Outside, the snow is thick on the ground and the wind has the bite of a Rottweiler with a hang-over. Even Lucy the Dog refuses to set paw outside the door. The enforced incarceration means that I have to turn to that list of jobs I have been putting off – and in particular the massive challenge of tidying my room. I am an addict, a hopeless hoarder: the kind of compulsive collector whose life has been ruined by the mass production of plastic boxes. I keep things, I put them in plastic boxes, and then I put the plastic boxes in other plastic boxes. My room is a labyrinth of plastic: each box bursting at the Polyethylene Terephthalate seam with papers, photographs and books. When I eventually get around to trying to tidy things up, I get distracted by the first thing I come across. Which brings me on to “The Contour Road Book Of Scotland”
Contours In The Snow
I have no idea where I acquired this small book from – it has been happily housed in one of the many plastic boxes for years. My tidying resolution caused me to examine it and to fall in love with what is a wonderful item of social history. Published in 1913, the book forms part of a series of small handbooks which were designed for the early motorist. It contains maps, descriptions of places of interest, a guide to common road signs (it appears there were only four in use at the time), and a detailed description of the gradients and conditions of all the roads in the land. These were the days when a hill might pose a challenge too far to early petrol engines.

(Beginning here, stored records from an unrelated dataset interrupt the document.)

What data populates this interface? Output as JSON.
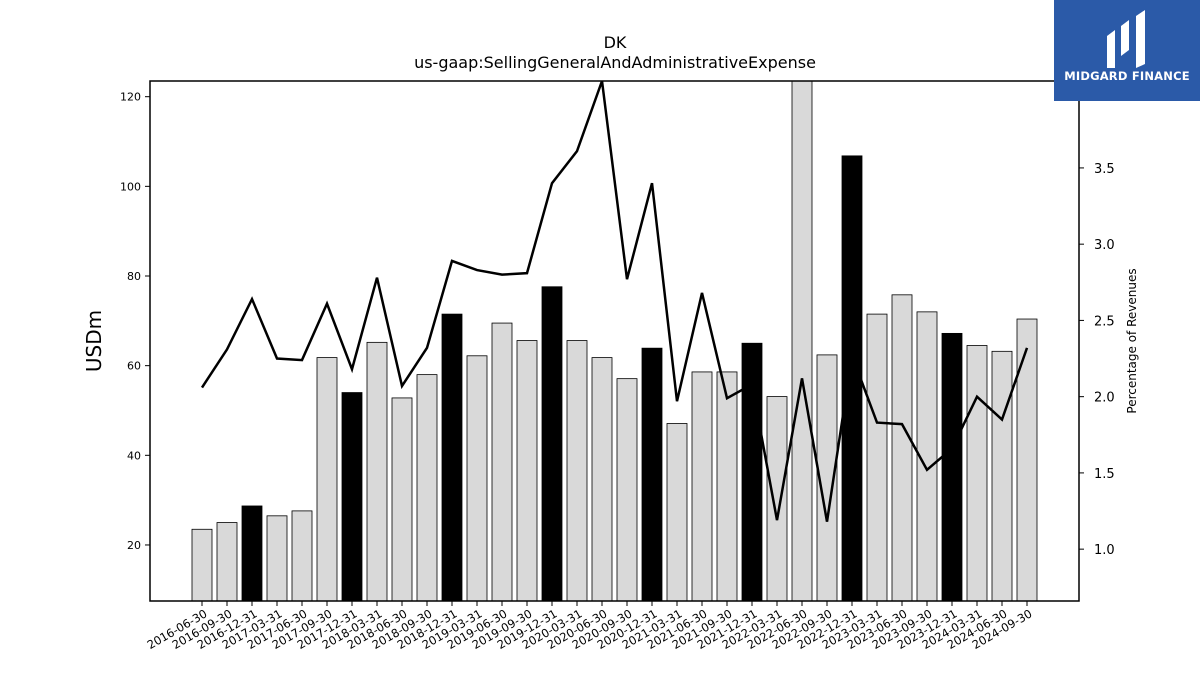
{
  "chart_data": {
    "type": "bar",
    "title": "DK",
    "subtitle": "us-gaap:SellingGeneralAndAdministrativeExpense",
    "ylabel": "USDm",
    "ylabel_right": "Percentage of Revenues",
    "ylim": [
      7.5,
      123.5
    ],
    "ylim_right": [
      0.66,
      4.07
    ],
    "yticks": [
      20,
      40,
      60,
      80,
      100,
      120
    ],
    "yticks_right": [
      1.0,
      1.5,
      2.0,
      2.5,
      3.0,
      3.5
    ],
    "categories": [
      "2016-06-30",
      "2016-09-30",
      "2016-12-31",
      "2017-03-31",
      "2017-06-30",
      "2017-09-30",
      "2017-12-31",
      "2018-03-31",
      "2018-06-30",
      "2018-09-30",
      "2018-12-31",
      "2019-03-31",
      "2019-06-30",
      "2019-09-30",
      "2019-12-31",
      "2020-03-31",
      "2020-06-30",
      "2020-09-30",
      "2020-12-31",
      "2021-03-31",
      "2021-06-30",
      "2021-09-30",
      "2021-12-31",
      "2022-03-31",
      "2022-06-30",
      "2022-09-30",
      "2022-12-31",
      "2023-03-31",
      "2023-06-30",
      "2023-09-30",
      "2023-12-31",
      "2024-03-31",
      "2024-06-30",
      "2024-09-30"
    ],
    "series": [
      {
        "type": "bar",
        "values": [
          23.5,
          25.0,
          28.7,
          26.5,
          27.6,
          61.8,
          54.0,
          65.2,
          52.8,
          58.0,
          71.5,
          62.2,
          69.5,
          65.6,
          77.6,
          65.6,
          61.8,
          57.1,
          63.9,
          47.1,
          58.6,
          58.6,
          65.0,
          53.1,
          123.5,
          62.4,
          106.8,
          71.5,
          75.8,
          72.0,
          67.2,
          64.5,
          63.2,
          70.4
        ],
        "highlight_color": "#000000",
        "color": "#d9d9d9"
      },
      {
        "type": "line",
        "axis": "right",
        "values": [
          2.06,
          2.31,
          2.64,
          2.25,
          2.24,
          2.61,
          2.18,
          2.78,
          2.07,
          2.32,
          2.89,
          2.83,
          2.8,
          2.81,
          3.4,
          3.61,
          4.07,
          2.77,
          3.4,
          1.97,
          2.68,
          1.99,
          2.08,
          1.19,
          2.12,
          1.18,
          2.27,
          1.83,
          1.82,
          1.52,
          1.66,
          2.0,
          1.85,
          2.32
        ],
        "color": "#000000"
      }
    ],
    "highlighted_indices": [
      2,
      6,
      10,
      14,
      18,
      22,
      26,
      30
    ],
    "grid": false,
    "legend": "none"
  },
  "brand": {
    "name": "MIDGARD FINANCE",
    "logo_icon": "midgard-logo-icon",
    "color": "#2b5aa8"
  }
}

A motorist setting out 105 years ago was setting out on an adventure.
“338 LAIRG TO LOCHINVER
Description : Class II. A narrow road like the most of the other Sutherland roads. Fair surface but long hill over to Rosehall; thereafter an undulating road, with surface inclining to be loose and gravelly according to season, almost the whole way to Lochinver. On the whole it is a very good road for this County. Care must be taken on the hill descending into Lochinver”
The challenges were not just in terms of the steep hills and the state of the roads – anxious moments could arise from meeting other motorists out on the road.
“A TRAFFIC SUGGESTION
As the priority of position at Road junctions, Crossings, and Forks, is frequently the cause of anxious moments, it is suggested that the nautical rule be adhered to, and that all traffic should give place to that approaching on the right”
It all seems so very long ago. Then, however, I look out of the window and see the line of abandoned cars, set still in the snow and the ice, beaten into submission by the gradient of the road outside. Their drivers should have had a copy of the appropriate “Contour Road Book” in their glove compartment.